Mim got the girls out of school early, and they got to give her a last pat, before Amber was buried in Anne's garden, under a stone. (Shit, I'm crying now.)

When, after fighting peak-hour traffic, I got home, the girls were just going to bed. Not long ago, I heard Abi crying, so we had a talk. “What is ‘death’?” she asked. “Well, I said, what is ‘life’? Life is when you're alive, when your heart beats, and your brain thinks, and your muscles move: it's all about moving and doing. Death is when you stop. When your brain stops thinking, your heart stops pumping, and you just... stop. And you can rest.”
“Forever?”
“Forever.”
“And Amber's in Heaven.”
“Yes. Amber's in heaven. She was old, for a dog, and she was hurting, and it was hurting her to be alive, so she stopped, and now she's in heaven eating Schmakos and chicken wings for breakfast, and she's happy.”
Some sobs.
“But if she's in heaven, she's never coming back!”
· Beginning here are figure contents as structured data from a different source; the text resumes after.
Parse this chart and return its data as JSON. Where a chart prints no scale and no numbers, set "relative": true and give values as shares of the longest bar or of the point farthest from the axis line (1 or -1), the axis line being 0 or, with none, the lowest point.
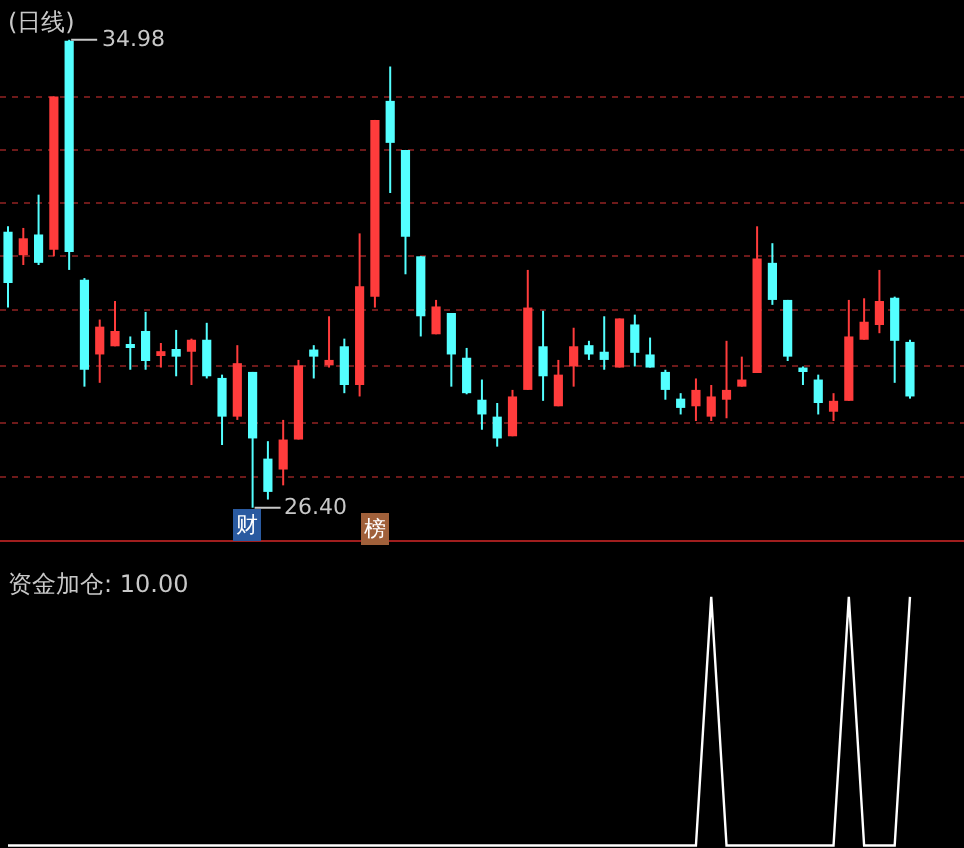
{
  "chart_data": [
    {
      "type": "candlestick",
      "title": "(日线)",
      "categories": [
        null,
        null,
        null,
        null,
        null,
        null,
        null,
        null,
        null,
        null,
        null,
        null,
        null,
        null,
        null,
        null,
        null,
        null,
        null,
        null,
        null,
        null,
        null,
        null,
        null,
        null,
        null,
        null,
        null,
        null,
        null,
        null,
        null,
        null,
        null,
        null,
        null,
        null,
        null,
        null,
        null,
        null,
        null,
        null,
        null,
        null,
        null,
        null,
        null,
        null,
        null,
        null,
        null,
        null,
        null,
        null,
        null,
        null,
        null,
        null
      ],
      "ohlc": [
        [
          31.46,
          31.56,
          30.07,
          30.52
        ],
        [
          31.03,
          31.53,
          30.85,
          31.34
        ],
        [
          31.41,
          32.14,
          30.85,
          30.89
        ],
        [
          31.13,
          33.94,
          31.01,
          33.94
        ],
        [
          34.96,
          34.98,
          30.76,
          31.09
        ],
        [
          30.58,
          30.61,
          28.62,
          28.93
        ],
        [
          29.21,
          29.85,
          28.69,
          29.72
        ],
        [
          29.36,
          30.19,
          29.36,
          29.64
        ],
        [
          29.39,
          29.54,
          28.93,
          29.35
        ],
        [
          29.64,
          29.99,
          28.93,
          29.09
        ],
        [
          29.21,
          29.42,
          28.97,
          29.27
        ],
        [
          29.31,
          29.66,
          28.81,
          29.17
        ],
        [
          29.26,
          29.5,
          28.65,
          29.48
        ],
        [
          29.48,
          29.79,
          28.77,
          28.81
        ],
        [
          28.78,
          28.84,
          27.55,
          28.07
        ],
        [
          28.07,
          29.38,
          28.01,
          29.05
        ],
        [
          28.89,
          28.89,
          26.4,
          27.67
        ],
        [
          27.3,
          27.62,
          26.55,
          26.69
        ],
        [
          27.1,
          28.01,
          26.81,
          27.65
        ],
        [
          27.65,
          29.11,
          27.65,
          29.01
        ],
        [
          29.3,
          29.38,
          28.77,
          29.17
        ],
        [
          29.01,
          29.91,
          28.97,
          29.11
        ],
        [
          29.36,
          29.5,
          28.5,
          28.65
        ],
        [
          28.65,
          31.43,
          28.44,
          30.46
        ],
        [
          30.27,
          33.51,
          30.07,
          33.51
        ],
        [
          33.86,
          34.49,
          32.17,
          33.09
        ],
        [
          32.96,
          32.96,
          30.68,
          31.37
        ],
        [
          31.01,
          31.01,
          29.54,
          29.91
        ],
        [
          29.58,
          30.21,
          29.58,
          30.09
        ],
        [
          29.97,
          29.97,
          28.62,
          29.21
        ],
        [
          29.15,
          29.33,
          28.48,
          28.5
        ],
        [
          28.38,
          28.75,
          27.83,
          28.11
        ],
        [
          28.07,
          28.32,
          27.52,
          27.67
        ],
        [
          27.71,
          28.56,
          27.71,
          28.44
        ],
        [
          28.56,
          30.76,
          28.56,
          30.07
        ],
        [
          29.36,
          30.01,
          28.36,
          28.81
        ],
        [
          28.26,
          29.11,
          28.26,
          28.84
        ],
        [
          28.99,
          29.7,
          28.62,
          29.36
        ],
        [
          29.38,
          29.46,
          29.11,
          29.21
        ],
        [
          29.26,
          29.91,
          28.93,
          29.11
        ],
        [
          28.97,
          29.87,
          28.97,
          29.87
        ],
        [
          29.76,
          29.94,
          28.99,
          29.24
        ],
        [
          29.21,
          29.52,
          28.97,
          28.97
        ],
        [
          28.89,
          28.93,
          28.38,
          28.56
        ],
        [
          28.4,
          28.5,
          28.11,
          28.23
        ],
        [
          28.26,
          28.77,
          27.99,
          28.56
        ],
        [
          28.07,
          28.65,
          27.99,
          28.44
        ],
        [
          28.38,
          29.46,
          28.04,
          28.56
        ],
        [
          28.62,
          29.17,
          28.62,
          28.75
        ],
        [
          28.87,
          31.56,
          28.87,
          30.97
        ],
        [
          30.89,
          31.25,
          30.12,
          30.21
        ],
        [
          30.21,
          30.21,
          29.09,
          29.17
        ],
        [
          28.97,
          28.99,
          28.65,
          28.92
        ],
        [
          28.75,
          28.84,
          28.11,
          28.32
        ],
        [
          28.16,
          28.5,
          27.99,
          28.36
        ],
        [
          28.36,
          30.21,
          28.36,
          29.54
        ],
        [
          29.48,
          30.24,
          29.48,
          29.81
        ],
        [
          29.75,
          30.76,
          29.6,
          30.19
        ],
        [
          30.25,
          30.27,
          28.69,
          29.46
        ],
        [
          29.44,
          29.48,
          28.4,
          28.44
        ]
      ],
      "colors": [
        "#54ffff",
        "#ff3c3c",
        "#54ffff",
        "#ff3c3c",
        "#54ffff",
        "#54ffff",
        "#ff3c3c",
        "#ff3c3c",
        "#54ffff",
        "#54ffff",
        "#ff3c3c",
        "#54ffff",
        "#ff3c3c",
        "#54ffff",
        "#54ffff",
        "#ff3c3c",
        "#54ffff",
        "#54ffff",
        "#ff3c3c",
        "#ff3c3c",
        "#54ffff",
        "#ff3c3c",
        "#54ffff",
        "#ff3c3c",
        "#ff3c3c",
        "#54ffff",
        "#54ffff",
        "#54ffff",
        "#ff3c3c",
        "#54ffff",
        "#54ffff",
        "#54ffff",
        "#54ffff",
        "#ff3c3c",
        "#ff3c3c",
        "#54ffff",
        "#ff3c3c",
        "#ff3c3c",
        "#54ffff",
        "#54ffff",
        "#ff3c3c",
        "#54ffff",
        "#54ffff",
        "#54ffff",
        "#54ffff",
        "#ff3c3c",
        "#ff3c3c",
        "#ff3c3c",
        "#ff3c3c",
        "#ff3c3c",
        "#54ffff",
        "#54ffff",
        "#54ffff",
        "#54ffff",
        "#ff3c3c",
        "#ff3c3c",
        "#ff3c3c",
        "#ff3c3c",
        "#54ffff",
        "#54ffff"
      ],
      "annotations": [
        "34.98",
        "26.40",
        "财",
        "榜"
      ],
      "grid": "y",
      "yticks": [
        {
          "value": 33.94,
          "label": null
        },
        {
          "value": 32.96,
          "label": null
        },
        {
          "value": 31.99,
          "label": null
        },
        {
          "value": 31.01,
          "label": null
        },
        {
          "value": 30.03,
          "label": null
        },
        {
          "value": 28.99,
          "label": null
        },
        {
          "value": 27.95,
          "label": null
        },
        {
          "value": 26.97,
          "label": null
        }
      ]
    },
    {
      "type": "line",
      "title": "资金加仓: 10.00",
      "relative": true,
      "categories": [
        null,
        null,
        null,
        null,
        null,
        null,
        null,
        null,
        null,
        null,
        null,
        null,
        null,
        null,
        null,
        null,
        null,
        null,
        null,
        null,
        null,
        null,
        null,
        null,
        null,
        null,
        null,
        null,
        null,
        null,
        null,
        null,
        null,
        null,
        null,
        null,
        null,
        null,
        null,
        null,
        null,
        null,
        null,
        null,
        null,
        null,
        null,
        null,
        null,
        null,
        null,
        null,
        null,
        null,
        null,
        null,
        null,
        null,
        null,
        null
      ],
      "series": [
        {
          "color": "#ffffff",
          "values": [
            0,
            0,
            0,
            0,
            0,
            0,
            0,
            0,
            0,
            0,
            0,
            0,
            0,
            0,
            0,
            0,
            0,
            0,
            0,
            0,
            0,
            0,
            0,
            0,
            0,
            0,
            0,
            0,
            0,
            0,
            0,
            0,
            0,
            0,
            0,
            0,
            0,
            0,
            0,
            0,
            0,
            0,
            0,
            0,
            0,
            0,
            1,
            0,
            0,
            0,
            0,
            0,
            0,
            0,
            0,
            1,
            0,
            0,
            0,
            1
          ]
        }
      ]
    }
  ]
}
“No, darling, she's not. So we have to remember her, remember all the good things. Remember her snuffling for food. Sitting beside us at the table waiting for the scraps she always got. Being so excited to go for walks. The way she snored. And when we die, a long time from now, she'll be there to meet us.”
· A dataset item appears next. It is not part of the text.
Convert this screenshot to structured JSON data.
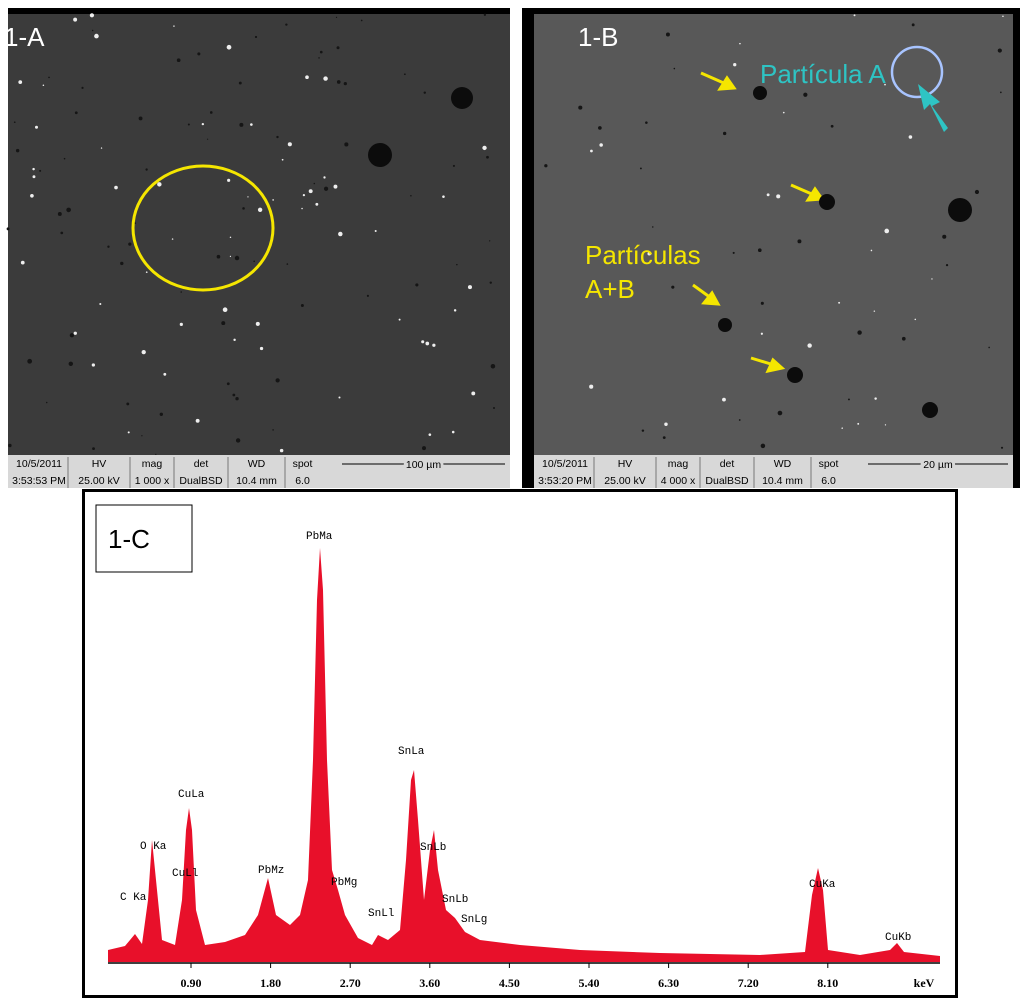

The girls have been quiet for a while, now. I think they're asleep. Abi's going to take some photos of Amber into school tomorrow, and will talk about her to her class. And Mim and her sister are at Anne's right now.
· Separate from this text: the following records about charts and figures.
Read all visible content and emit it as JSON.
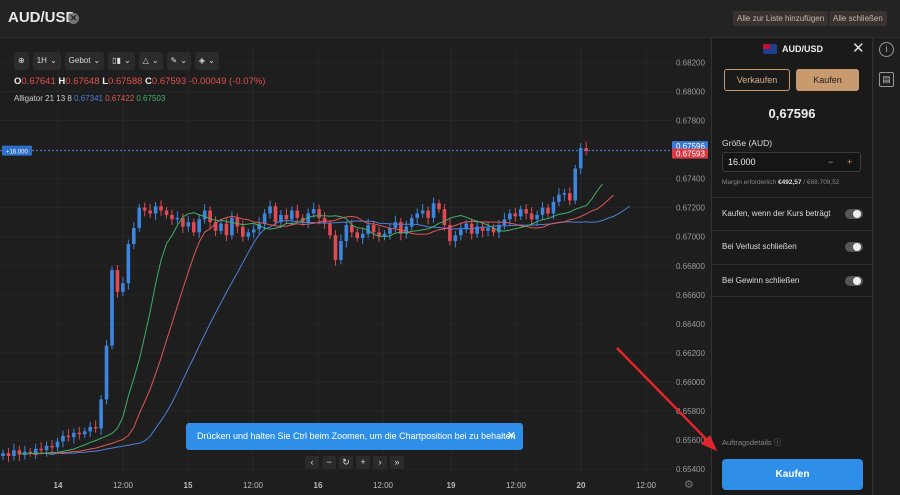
{
  "header": {
    "symbol": "AUD/USD",
    "add_all": "Alle zur Liste hinzufügen",
    "close_all": "Alle schließen"
  },
  "toolbar": {
    "timeframe": "1H",
    "price_type": "Gebot"
  },
  "ohlc": {
    "o_label": "O",
    "o": "0.67641",
    "h_label": "H",
    "h": "0.67648",
    "l_label": "L",
    "l": "0.67588",
    "c_label": "C",
    "c": "0.67593",
    "chg": "-0.00049 (-0.07%)"
  },
  "alligator": {
    "label": "Alligator 21 13 8",
    "v1": "0.67341",
    "v2": "0.67422",
    "v3": "0.67503",
    "c1": "#4f7fd8",
    "c2": "#e05656",
    "c3": "#3fb06a"
  },
  "tooltip": {
    "text": "Drücken und halten Sie Ctrl beim Zoomen, um die Chartposition bei zu behalten",
    "close": "✕"
  },
  "nav": {
    "left": "‹",
    "zoom_out": "−",
    "reset": "↻",
    "zoom_in": "+",
    "right": "›",
    "end": "»"
  },
  "chart_data": {
    "type": "candlestick",
    "y_ticks": [
      "0.68200",
      "0.68000",
      "0.67800",
      "0.67600",
      "0.67400",
      "0.67200",
      "0.67000",
      "0.66800",
      "0.66600",
      "0.66400",
      "0.66200",
      "0.66000",
      "0.65800",
      "0.65600",
      "0.65400"
    ],
    "x_ticks": [
      "14",
      "12:00",
      "15",
      "12:00",
      "16",
      "12:00",
      "19",
      "12:00",
      "20",
      "12:00"
    ],
    "ylim": [
      0.6538,
      0.6832
    ],
    "current_bid": "0.67593",
    "current_ask": "0.67596",
    "position_label": "+16.000",
    "closes": [
      0.6551,
      0.6549,
      0.6553,
      0.655,
      0.6552,
      0.6551,
      0.6554,
      0.6553,
      0.6556,
      0.6555,
      0.6559,
      0.6563,
      0.6562,
      0.6565,
      0.6564,
      0.6566,
      0.6569,
      0.6568,
      0.6588,
      0.6625,
      0.6677,
      0.6662,
      0.6668,
      0.6695,
      0.6706,
      0.672,
      0.6718,
      0.6716,
      0.6721,
      0.6718,
      0.6715,
      0.6712,
      0.6713,
      0.6707,
      0.671,
      0.6703,
      0.6712,
      0.6718,
      0.671,
      0.6704,
      0.6709,
      0.6701,
      0.6713,
      0.6707,
      0.67,
      0.6703,
      0.6705,
      0.6709,
      0.6716,
      0.6721,
      0.671,
      0.6715,
      0.6712,
      0.6718,
      0.6713,
      0.671,
      0.6716,
      0.6719,
      0.6713,
      0.6709,
      0.6701,
      0.6684,
      0.6697,
      0.6708,
      0.6703,
      0.6699,
      0.6702,
      0.6708,
      0.6703,
      0.67,
      0.6702,
      0.6706,
      0.671,
      0.6702,
      0.6707,
      0.6713,
      0.6716,
      0.6718,
      0.6713,
      0.6723,
      0.6719,
      0.6708,
      0.6697,
      0.6701,
      0.6705,
      0.6709,
      0.6702,
      0.6707,
      0.6704,
      0.6706,
      0.6703,
      0.6708,
      0.6712,
      0.6716,
      0.6714,
      0.6719,
      0.6716,
      0.6712,
      0.6715,
      0.672,
      0.6716,
      0.6724,
      0.6729,
      0.673,
      0.6725,
      0.6747,
      0.6761,
      0.6759
    ]
  },
  "panel": {
    "symbol": "AUD/USD",
    "sell": "Verkaufen",
    "buy": "Kaufen",
    "price": "0,67596",
    "size_label": "Größe (AUD)",
    "size": "16.000",
    "minus": "−",
    "plus": "+",
    "margin_label": "Margin erforderlich",
    "margin_value": "€492,57",
    "margin_rest": "/ €68.709,52",
    "opt1": "Kaufen, wenn der Kurs beträgt",
    "opt2": "Bei Verlust schließen",
    "opt3": "Bei Gewinn schließen",
    "details": "Auftragsdetails ⓘ",
    "submit": "Kaufen"
  },
  "side": {
    "info": "i",
    "save": "▤"
  }
}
I've never been a ‘dog person’. Anyone who knows me will tell you that. But still, I've known Amber almost all her life, and she's Just Been There since before Mim and I were married. And she was a strong personality. And now she's gone. Requiescat in pace.




Oh, and I do know of people who would say that it is better not to indulge fantasies of an afterlife, and that we should have told the girls that when Amber died, that she just ceased to exist. My response is: fuck off. Anyone who says that six-year-olds are ready to hear that sort of cold reality has probably never had to say it to one.